I’m looking at what Scripture says, and also, I’m looking at the consequences of this behavior in people’s lives. There is so much damage that is caused in people’s lives because of sexual promiscuity and its natural consequences. Even if you try, “Oh, we’ll get an abortion, so we don’t have to worry about the natural consequences.” Well, you just killed a baby. That’s a matter of fact, and even if you don’t believe you killed a baby or believe it’s justifiable to kill a baby, you still have a death on your hands, and women don’t walk away from that easily. There’s PTSD kind of thing associated with abortion. I guarantee you, although the whole field wants to ignore that. And who suffers? The woman and possibly others around the woman—maybe the dad, maybe grandma, grandpa, maybe other aunts and uncles or would-be aunts, uncles, grandmas, grandpas. But the damage goes all over, and this is something nobody wants to acknowledge.

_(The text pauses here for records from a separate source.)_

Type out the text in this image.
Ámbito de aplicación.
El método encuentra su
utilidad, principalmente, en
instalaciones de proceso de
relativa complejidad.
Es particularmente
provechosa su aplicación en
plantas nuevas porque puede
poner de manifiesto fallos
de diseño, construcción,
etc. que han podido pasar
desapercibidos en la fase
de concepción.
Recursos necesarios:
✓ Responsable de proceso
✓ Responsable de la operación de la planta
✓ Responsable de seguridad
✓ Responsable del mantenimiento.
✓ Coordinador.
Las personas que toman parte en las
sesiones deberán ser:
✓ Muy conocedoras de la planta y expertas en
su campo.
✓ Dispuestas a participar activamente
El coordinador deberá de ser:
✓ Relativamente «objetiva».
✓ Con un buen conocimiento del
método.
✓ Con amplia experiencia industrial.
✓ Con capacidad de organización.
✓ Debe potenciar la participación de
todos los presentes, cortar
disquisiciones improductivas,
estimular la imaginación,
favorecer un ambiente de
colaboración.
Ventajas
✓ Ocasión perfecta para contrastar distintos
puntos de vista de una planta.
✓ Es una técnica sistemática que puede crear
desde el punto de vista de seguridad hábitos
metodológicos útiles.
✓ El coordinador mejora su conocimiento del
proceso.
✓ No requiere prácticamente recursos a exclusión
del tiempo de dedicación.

So, I guess what I would tell my friends who are not Christian: “Look. If you’re smart and you want to have a long, happy life—have a happy, satisfied relationship with a woman, follow these rules and you will be much more satisfied than with all these fly-by-night things that you’re involved in. I guarantee you. And the statistics bear this out.” You’ve got to appeal pragmatically, but we can do so because we have this confidence that when God provides a boundary, he does so for a reason, and the reason is for our good.